Hansen James C, Kocheril Abraham G
University of Illinois at Chicago,Chicago, IL 60612, USA.
J Atr Fibrillation. 2008 Dec 1;1(4):141. doi: 10.4022/jafib.141. eCollection 2008 Dec.
A 64-year-old woman presented with palpitations. Her 24-hour Holter monitor revealed runs of presumed atrial fibrillation (AF). The patient was referred for EP study and AF ablation. At EPS, an anterograde A-H jump was noted. Spontaneous bursts of tachycardia were seen, consisting of sinus atrial beats with dual ventricular responses, each preceded by a His deflection. There was no atrial fibrillation during the study. Radiofrequency ablation of the slow AV node pathway was performed.
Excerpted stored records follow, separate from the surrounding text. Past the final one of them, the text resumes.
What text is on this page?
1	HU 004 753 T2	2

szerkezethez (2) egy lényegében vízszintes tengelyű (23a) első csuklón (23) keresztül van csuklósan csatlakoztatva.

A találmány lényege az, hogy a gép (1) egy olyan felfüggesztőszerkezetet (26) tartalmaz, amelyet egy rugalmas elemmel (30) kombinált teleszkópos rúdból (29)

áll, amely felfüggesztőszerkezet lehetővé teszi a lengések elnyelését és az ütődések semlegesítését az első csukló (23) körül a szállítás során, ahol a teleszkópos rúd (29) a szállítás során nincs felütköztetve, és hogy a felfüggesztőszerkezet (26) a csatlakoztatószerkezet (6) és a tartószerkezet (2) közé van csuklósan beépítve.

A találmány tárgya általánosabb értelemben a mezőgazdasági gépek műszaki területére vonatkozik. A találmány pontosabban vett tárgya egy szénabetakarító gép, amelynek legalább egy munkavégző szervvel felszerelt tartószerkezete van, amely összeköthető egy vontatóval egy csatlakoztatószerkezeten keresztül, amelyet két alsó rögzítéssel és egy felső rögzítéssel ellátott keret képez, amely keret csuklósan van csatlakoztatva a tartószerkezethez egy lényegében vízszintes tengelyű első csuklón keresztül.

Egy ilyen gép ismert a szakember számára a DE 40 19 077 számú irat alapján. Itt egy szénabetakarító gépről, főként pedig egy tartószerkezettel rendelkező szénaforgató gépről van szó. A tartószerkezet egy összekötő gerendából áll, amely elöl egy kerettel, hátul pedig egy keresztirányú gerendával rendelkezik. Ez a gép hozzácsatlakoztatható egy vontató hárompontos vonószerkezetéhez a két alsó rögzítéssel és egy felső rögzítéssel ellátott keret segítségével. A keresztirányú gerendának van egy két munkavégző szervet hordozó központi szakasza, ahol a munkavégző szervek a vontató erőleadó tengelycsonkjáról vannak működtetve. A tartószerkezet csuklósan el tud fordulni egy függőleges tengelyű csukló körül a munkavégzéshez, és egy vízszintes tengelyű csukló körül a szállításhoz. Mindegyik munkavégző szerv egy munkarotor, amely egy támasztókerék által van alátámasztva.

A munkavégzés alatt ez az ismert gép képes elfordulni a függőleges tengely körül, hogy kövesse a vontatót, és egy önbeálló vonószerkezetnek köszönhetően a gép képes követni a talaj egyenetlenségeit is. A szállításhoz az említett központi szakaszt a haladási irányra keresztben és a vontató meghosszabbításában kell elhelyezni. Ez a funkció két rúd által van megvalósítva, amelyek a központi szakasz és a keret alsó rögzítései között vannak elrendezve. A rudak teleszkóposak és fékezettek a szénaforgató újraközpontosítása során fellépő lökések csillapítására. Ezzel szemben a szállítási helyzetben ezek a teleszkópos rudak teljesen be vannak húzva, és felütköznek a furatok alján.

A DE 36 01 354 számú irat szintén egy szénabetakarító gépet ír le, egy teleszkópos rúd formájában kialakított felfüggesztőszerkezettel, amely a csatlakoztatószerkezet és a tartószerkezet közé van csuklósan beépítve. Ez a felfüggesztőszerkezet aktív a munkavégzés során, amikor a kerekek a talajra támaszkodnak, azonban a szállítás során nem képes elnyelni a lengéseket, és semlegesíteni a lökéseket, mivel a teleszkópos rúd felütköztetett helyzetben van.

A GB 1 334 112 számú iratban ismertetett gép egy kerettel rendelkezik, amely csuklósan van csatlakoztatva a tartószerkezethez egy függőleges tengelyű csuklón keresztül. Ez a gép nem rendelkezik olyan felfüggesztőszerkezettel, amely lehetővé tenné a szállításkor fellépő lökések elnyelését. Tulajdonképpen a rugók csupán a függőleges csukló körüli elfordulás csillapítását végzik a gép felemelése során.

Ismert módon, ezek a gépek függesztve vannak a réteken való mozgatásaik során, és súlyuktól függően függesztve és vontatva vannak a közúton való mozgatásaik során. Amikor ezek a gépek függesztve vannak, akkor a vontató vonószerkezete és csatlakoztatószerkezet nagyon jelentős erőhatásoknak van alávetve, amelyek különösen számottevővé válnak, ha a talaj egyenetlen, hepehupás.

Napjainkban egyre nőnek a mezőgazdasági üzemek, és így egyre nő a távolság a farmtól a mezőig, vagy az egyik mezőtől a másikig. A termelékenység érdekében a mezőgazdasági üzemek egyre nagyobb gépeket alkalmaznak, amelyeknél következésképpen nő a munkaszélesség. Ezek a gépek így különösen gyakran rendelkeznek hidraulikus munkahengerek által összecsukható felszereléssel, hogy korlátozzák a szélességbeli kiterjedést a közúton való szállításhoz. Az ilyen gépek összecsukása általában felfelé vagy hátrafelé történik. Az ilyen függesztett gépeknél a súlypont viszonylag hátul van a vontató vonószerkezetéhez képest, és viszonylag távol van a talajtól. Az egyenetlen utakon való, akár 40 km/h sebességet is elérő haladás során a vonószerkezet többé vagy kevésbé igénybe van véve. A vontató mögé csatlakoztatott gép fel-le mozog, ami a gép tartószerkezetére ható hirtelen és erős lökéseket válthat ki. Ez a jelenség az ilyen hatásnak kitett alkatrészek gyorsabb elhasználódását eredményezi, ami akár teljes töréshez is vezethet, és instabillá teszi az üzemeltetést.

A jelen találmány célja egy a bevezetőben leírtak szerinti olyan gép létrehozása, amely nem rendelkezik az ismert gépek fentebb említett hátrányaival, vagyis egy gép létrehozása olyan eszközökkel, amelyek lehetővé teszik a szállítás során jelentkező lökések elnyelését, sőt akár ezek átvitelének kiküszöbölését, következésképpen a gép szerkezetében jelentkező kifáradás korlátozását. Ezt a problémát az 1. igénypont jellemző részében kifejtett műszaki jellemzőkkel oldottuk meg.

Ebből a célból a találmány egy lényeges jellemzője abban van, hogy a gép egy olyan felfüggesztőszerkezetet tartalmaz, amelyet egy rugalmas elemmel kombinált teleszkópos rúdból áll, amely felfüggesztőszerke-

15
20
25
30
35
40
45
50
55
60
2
There were no inducible tachycardias and no A-H jump following the ablation. The patient had no recurrence post-procedure. This case presents a rare example of simultaneous dual anterograde AV-nodal conduction. The conditions leading to this phenomenon include dual AVN pathways, markedly slowed conduction in the slow pathway, and lack of retrograde conduction up either pathway such that reentry was impossible. An irregular, narrow-complex tachycardia resulted, initially interpreted as AF. Slow-pathway ablation was curative.
一名64岁女性因心悸就诊。她的24小时动态心电图监测显示有疑似房颤(AF)发作。该患者被转诊进行电生理(EP)检查及房颤消融术。在电生理检查时,发现有前传A-H跳跃。可见自发的心动过速发作,由窦性心房搏动伴双心室反应组成,每次发作前均有希氏束电位偏转。检查期间未出现房颤。进行了慢房室结径路的射频消融术。消融术后未诱发出心动过速,也没有A-H跳跃。患者术后无复发。该病例展示了罕见的同时存在双前传房室结传导的例子。导致这种现象的条件包括双房室结径路、慢径路传导明显减慢以及两条径路均无逆向传导,从而无法形成折返。结果导致了一种不规则的窄QRS波心动过速,最初被误诊为房颤。慢径路消融术治愈了该疾病。